La Terrasse

"La culture est une résistance à la distraction" Pasolini

Théâtre - Critique

Des arbres à abattre

Des arbres à abattre - Critique sortie Théâtre

Publié le 10 juin 2012 - N° 199

Claude Duparfait, en collaboration avec Célie Pauthe, adapte et met en scène Des arbres à abattre, roman de Thomas Bernhard, et rend un bel hommage à l’implacable ennemi du genre humain.

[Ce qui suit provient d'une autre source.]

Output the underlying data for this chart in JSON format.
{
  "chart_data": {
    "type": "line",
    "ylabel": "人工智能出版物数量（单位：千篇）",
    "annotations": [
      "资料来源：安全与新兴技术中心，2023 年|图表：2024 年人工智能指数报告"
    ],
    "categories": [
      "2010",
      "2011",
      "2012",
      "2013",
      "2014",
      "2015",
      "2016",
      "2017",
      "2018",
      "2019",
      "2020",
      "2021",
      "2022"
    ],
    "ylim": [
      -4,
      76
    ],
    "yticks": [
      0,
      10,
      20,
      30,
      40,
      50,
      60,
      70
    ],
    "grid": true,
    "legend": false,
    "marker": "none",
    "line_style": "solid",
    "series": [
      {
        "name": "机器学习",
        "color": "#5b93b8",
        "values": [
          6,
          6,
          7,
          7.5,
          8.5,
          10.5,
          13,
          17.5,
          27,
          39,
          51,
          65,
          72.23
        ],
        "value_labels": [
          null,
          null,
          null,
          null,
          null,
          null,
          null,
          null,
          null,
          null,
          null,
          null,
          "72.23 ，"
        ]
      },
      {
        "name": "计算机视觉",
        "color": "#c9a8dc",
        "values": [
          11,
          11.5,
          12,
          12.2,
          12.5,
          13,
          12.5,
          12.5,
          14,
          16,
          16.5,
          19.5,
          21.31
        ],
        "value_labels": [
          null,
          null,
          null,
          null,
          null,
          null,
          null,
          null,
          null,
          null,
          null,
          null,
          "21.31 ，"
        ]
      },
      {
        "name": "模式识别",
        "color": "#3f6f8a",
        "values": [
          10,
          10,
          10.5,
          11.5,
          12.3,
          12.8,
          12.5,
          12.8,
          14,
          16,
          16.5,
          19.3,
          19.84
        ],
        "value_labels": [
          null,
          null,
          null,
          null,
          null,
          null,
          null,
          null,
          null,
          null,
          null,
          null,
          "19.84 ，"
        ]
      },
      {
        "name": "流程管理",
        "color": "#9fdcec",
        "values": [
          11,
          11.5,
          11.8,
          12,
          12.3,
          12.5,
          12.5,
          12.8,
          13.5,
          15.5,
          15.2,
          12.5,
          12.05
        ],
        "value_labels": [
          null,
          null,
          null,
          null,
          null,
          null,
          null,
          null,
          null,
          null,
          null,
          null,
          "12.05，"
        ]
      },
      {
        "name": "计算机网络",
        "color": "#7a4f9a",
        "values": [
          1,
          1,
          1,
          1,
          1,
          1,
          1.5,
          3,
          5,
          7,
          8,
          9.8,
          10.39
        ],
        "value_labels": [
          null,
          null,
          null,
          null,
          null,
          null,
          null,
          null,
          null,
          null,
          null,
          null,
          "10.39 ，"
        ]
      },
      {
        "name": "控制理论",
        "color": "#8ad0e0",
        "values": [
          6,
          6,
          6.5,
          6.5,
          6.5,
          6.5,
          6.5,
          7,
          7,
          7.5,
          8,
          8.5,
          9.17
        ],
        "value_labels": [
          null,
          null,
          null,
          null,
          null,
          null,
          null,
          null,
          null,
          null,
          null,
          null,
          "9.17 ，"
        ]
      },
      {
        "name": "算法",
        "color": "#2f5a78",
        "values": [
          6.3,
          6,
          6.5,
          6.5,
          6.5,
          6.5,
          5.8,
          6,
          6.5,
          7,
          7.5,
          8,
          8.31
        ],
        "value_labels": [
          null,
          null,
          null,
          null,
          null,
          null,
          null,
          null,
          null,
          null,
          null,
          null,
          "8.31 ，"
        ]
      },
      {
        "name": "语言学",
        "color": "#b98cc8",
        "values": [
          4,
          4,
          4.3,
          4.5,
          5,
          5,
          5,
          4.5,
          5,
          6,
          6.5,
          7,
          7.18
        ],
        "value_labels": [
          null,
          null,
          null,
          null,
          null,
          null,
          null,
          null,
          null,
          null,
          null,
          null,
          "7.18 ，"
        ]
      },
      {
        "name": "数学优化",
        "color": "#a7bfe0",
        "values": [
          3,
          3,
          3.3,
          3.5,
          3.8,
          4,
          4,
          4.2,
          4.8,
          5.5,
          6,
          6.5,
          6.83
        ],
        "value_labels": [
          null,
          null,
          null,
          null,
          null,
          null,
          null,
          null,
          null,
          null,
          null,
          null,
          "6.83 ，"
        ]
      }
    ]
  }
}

Double à peine dissimulé de son auteur, le narrateur des Arbres à abattre est installé dans un immense fauteuil à oreilles, qui semble à la fois le trône de sa morgue aristocratique et l’asile protecteur de sa fragilité d’écorché vif. Publié cinq ans avant la mort de Thomas Bernhard, ce roman, qui mêle la fiction et l’autobiographie, apparaît comme un ultime règlement de comptes avec le microcosme artistique viennois, ses sinistres ministres et ses bouffons ridicules. Après avoir enterré le matin même leur vieille amie Joana, qui a choisi le suicide comme ultime retrait, les amis d’hier se retrouvent pour un dîner donné par les époux Auersberger en l’honneur d’un vieux comédien du Burgtheater. Mais, trente ans après avoir rompu avec cette intelligentsia dont ses yeux décillés ne voient plus que les travers, le narrateur, amer, désespéré et cynique, observe avec horreur ceux qu’il a jadis admirés et aimés. Seul le récit assure la stabilité d’un entendement au bord du gouffre et console une solitude douloureuse. La ratiocination s’accroche aux répétitions de l’invective, comme pour ne pas définitivement sombrer dans l’absurde.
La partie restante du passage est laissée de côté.